We have a new program view book to share with prospective Montessori families at our November 16 Open House. I am so grateful for the work of Kelsey Stephens in Minnesota who designed it. She has done a remarkable job capturing the joyful energy of our school. It is such a pleasure to work with creative, talented and enthusiastic people like her. Thank you, Kelsey!
The Evergreen School Fall Open House takes place on November 16 from 9 to 11 am.
Montessori education is coming into the digital age. It has been over two and a half years since Warren Buckleitner delivered a lecture at the Strong National Museum of Play in Rochester titled What would Montessori Say About the iPad? When Old Theories of Play Meet New Media. Since then, new Montessori apps have been developed, educators have debated the proper place of technology in classrooms, and school districts have invested millions of dollars in mobile computing for classrooms.

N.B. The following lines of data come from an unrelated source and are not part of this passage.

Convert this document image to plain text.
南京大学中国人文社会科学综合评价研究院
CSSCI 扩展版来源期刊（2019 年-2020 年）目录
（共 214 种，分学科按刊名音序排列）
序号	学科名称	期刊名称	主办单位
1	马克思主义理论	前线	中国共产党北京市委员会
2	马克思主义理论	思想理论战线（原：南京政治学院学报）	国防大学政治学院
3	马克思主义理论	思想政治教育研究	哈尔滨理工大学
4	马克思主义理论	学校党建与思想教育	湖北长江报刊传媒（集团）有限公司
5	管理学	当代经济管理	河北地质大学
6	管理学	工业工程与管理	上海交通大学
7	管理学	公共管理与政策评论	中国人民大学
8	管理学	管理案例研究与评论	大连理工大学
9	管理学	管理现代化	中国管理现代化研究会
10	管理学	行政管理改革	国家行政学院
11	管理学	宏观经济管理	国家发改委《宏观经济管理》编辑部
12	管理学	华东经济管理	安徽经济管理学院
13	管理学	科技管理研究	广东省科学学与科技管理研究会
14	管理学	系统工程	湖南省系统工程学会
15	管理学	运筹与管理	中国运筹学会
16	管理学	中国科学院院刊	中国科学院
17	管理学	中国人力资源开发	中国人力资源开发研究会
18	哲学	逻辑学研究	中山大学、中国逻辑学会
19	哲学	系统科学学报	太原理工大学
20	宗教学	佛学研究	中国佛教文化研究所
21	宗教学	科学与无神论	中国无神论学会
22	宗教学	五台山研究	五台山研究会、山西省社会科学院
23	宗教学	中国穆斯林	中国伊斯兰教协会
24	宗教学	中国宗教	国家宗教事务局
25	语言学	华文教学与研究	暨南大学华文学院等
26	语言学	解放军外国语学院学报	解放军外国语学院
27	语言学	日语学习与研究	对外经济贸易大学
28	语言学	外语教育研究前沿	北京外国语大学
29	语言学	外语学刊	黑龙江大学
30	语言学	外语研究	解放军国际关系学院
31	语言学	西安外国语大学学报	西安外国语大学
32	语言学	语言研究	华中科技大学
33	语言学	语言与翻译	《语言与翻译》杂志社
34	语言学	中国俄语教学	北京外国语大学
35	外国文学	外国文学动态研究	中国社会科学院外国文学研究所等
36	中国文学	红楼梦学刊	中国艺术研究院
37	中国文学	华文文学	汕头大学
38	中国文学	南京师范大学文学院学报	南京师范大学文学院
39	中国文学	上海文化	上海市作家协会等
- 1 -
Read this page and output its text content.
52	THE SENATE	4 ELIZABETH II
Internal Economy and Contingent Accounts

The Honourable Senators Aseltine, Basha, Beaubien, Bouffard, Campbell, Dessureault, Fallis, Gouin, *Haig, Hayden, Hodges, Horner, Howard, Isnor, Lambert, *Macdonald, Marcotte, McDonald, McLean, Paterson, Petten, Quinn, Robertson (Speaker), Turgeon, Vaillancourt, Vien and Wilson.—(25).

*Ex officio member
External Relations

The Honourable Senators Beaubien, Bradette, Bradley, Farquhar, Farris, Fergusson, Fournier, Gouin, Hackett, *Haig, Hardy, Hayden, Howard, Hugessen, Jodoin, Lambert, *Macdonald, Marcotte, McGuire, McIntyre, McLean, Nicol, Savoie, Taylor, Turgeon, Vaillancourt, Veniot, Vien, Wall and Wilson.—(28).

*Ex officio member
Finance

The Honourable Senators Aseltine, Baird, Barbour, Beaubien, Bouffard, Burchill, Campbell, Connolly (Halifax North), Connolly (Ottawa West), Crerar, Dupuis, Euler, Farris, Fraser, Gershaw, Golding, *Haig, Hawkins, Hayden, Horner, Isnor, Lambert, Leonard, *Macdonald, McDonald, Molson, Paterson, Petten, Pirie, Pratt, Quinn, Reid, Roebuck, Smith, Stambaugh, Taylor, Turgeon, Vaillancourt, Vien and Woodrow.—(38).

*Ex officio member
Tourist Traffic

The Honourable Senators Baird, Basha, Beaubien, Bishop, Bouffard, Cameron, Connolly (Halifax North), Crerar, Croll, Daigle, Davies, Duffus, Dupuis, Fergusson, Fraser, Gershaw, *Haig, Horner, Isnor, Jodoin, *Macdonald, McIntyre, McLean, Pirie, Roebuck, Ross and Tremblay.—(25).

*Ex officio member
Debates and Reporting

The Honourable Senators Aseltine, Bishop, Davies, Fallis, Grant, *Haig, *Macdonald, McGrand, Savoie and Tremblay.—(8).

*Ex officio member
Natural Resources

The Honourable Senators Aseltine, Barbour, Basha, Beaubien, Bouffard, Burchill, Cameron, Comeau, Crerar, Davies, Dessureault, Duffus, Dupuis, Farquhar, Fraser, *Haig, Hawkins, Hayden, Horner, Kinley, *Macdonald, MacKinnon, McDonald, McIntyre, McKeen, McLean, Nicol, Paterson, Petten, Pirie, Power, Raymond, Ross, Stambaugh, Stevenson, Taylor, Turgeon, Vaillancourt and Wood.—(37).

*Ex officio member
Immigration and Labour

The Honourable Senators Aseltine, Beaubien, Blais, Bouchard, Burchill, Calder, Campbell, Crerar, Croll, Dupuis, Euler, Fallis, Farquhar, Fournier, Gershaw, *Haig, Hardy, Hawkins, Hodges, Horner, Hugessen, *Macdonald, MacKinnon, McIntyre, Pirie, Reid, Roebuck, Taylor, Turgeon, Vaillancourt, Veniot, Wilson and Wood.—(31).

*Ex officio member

It is no surprise that there has been a debate within the Montessori community as well. The MariaMontessori.com blog wrote, “There has been much talk recently about Montessori-inspired apps… Some Montessorians are enraged, feeling that the apps violate the very foundation of Montessori pedagogy. Others love them, and claim that if Dr. Montessori were alive today she would use an iPad in the classroom…”
There is no doubt about the awesome power of technology to be a teaching aid. Have you tried Khan Academy? And there is no doubt that the hyper-stimulus of electronics can impede the development of qualities such as patience, calm and persistence. We know that children who overuse devices can lose touch with the texture of the physical world and miss opportunities to interact with people.
At Evergreen, we have been thinking a lot about the role of technology in the Elementary classroom (grades 1-3). Is it necessary? Is it dangerous? Is it helpful or is it a costly, flashy distraction? To help us answer those questions, Mrs. Hatziyannis and I have been test-driving Montessori iPad apps. She is now watching her own children (age 5 and 4) interact them. She is looking to see if they live up to the words of Trevor Eissler, author of Montessori Madness who said the Montessorium App Intro to Letters “shows how Montessori allows children to be craftsmen.”
In addition to Montessori-specific apps, Mrs. Hatziyannis will be investigating others designed for research and creativity apps for writing, art and music and speech recognition that help students turn their spoken words into type. In the end, I believe, we will find that there is potential to use iPads in our Elementary classroom– and some real pitfalls to avoid.
It is such an exciting time to be an educator. Many questions. Many opportunities.